Fresh peas including sugar snap peas, snow peas and green peas are found at their peak from April through July. These are low in fat and high in fibre and have a good source of plant protein. Nutritional profile differs with green peas providing more B vitamins and zinc, while snow and snap peas offer more vitamin C. Peas are perfect as crudités with dips, tossed in salads, and can be served as a side dish.

Radish

Radishes are root vegetables with a distinctive flavour depending on variety. One cup of sliced radishes give 30% of your daily Vitamin C requirement in less than 25 calories. For one to choose best radishes, should go for the radishes that are deep in colour with solid roots. This can be added to soups, salads, condiments and cooked dishes.

Fava Beans

Fava beans are a great addition to soups, salads, or main dishes due to their rich, hearty flavor. Fava beans are dense with nutrition and can be eaten raw or cooked. They have high protein and fibre content, which helps to keep you feeling full for longer.

Apricots

The peak season for Apricots is from May to August. Apricots make Sandwiches, Jams, Salsas and salads a bit sweeter and delicious. If you want a boost of beta-carotene, potassium, vitamin C and fiber, bring some apricots from the farmer’s market to your home.

Artichokes

Artichokes are harvested throughout the year but the crop peaks from March through May. Artichokes are a good source of iron, pottasium, magnesium, folate and vitamin C. Also, a 2-ounce serving of artichoke has about 3 grams of fiber and just 25 calories.

Rhubarb

Rhubarb is often used as a fruit and a good source of vitamin C, potassium, manganese.
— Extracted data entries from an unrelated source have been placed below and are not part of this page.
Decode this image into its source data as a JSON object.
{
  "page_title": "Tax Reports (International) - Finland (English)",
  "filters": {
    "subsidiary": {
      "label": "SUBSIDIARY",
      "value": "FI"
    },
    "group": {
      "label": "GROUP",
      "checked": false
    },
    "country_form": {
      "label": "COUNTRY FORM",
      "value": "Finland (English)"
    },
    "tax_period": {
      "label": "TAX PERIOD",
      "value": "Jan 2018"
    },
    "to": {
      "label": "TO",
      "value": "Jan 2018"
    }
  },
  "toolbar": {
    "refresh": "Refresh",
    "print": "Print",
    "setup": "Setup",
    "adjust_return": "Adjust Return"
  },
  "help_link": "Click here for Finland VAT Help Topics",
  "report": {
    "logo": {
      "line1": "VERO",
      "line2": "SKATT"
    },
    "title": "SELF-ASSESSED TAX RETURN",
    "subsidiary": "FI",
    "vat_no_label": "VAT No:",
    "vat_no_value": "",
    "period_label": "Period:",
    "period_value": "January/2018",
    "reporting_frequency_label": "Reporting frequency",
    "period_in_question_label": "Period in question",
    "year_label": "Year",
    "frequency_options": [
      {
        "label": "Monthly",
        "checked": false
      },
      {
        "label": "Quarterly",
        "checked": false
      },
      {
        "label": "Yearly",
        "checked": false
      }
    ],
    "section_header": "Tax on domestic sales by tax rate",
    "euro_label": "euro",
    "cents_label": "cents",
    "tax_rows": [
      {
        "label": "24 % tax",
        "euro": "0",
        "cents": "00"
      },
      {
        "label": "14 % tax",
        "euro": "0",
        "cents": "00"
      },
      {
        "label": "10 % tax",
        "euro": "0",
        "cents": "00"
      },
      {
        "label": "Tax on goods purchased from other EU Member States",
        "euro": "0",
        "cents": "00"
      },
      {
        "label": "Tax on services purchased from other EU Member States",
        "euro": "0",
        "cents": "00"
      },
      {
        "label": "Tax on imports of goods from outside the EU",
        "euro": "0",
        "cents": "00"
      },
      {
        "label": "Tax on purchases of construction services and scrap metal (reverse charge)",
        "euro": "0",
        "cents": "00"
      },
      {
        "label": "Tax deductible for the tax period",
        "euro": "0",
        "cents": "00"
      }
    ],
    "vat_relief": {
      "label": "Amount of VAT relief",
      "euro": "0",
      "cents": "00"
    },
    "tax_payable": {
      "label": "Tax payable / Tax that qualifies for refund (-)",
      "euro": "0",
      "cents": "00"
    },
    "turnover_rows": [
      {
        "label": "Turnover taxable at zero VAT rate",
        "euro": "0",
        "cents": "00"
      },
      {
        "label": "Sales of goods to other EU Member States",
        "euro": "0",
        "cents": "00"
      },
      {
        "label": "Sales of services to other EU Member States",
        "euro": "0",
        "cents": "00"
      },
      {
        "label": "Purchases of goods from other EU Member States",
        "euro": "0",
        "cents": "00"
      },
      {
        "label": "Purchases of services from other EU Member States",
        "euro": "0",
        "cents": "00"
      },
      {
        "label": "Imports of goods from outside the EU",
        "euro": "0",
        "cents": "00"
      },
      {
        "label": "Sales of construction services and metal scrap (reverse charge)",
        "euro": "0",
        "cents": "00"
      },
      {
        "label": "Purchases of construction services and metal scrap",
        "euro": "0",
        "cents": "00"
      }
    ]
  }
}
The stalks are very tart but when sweetened gives rich flavor & texture to the pies and sauces. Rhubarb’s field grown varieties are harvested from April to July and also available the year-round in some locations.

Morel Mushrooms

Morels are cone-shaped with a spongy texture making an entrance in early spring through late June. Morel mushrooms are a member of the truffle family, best known for their honeycomb texture and nutty flavor. When paired with other spring veggies like asparagus, green peas, spring onions adds delight to food.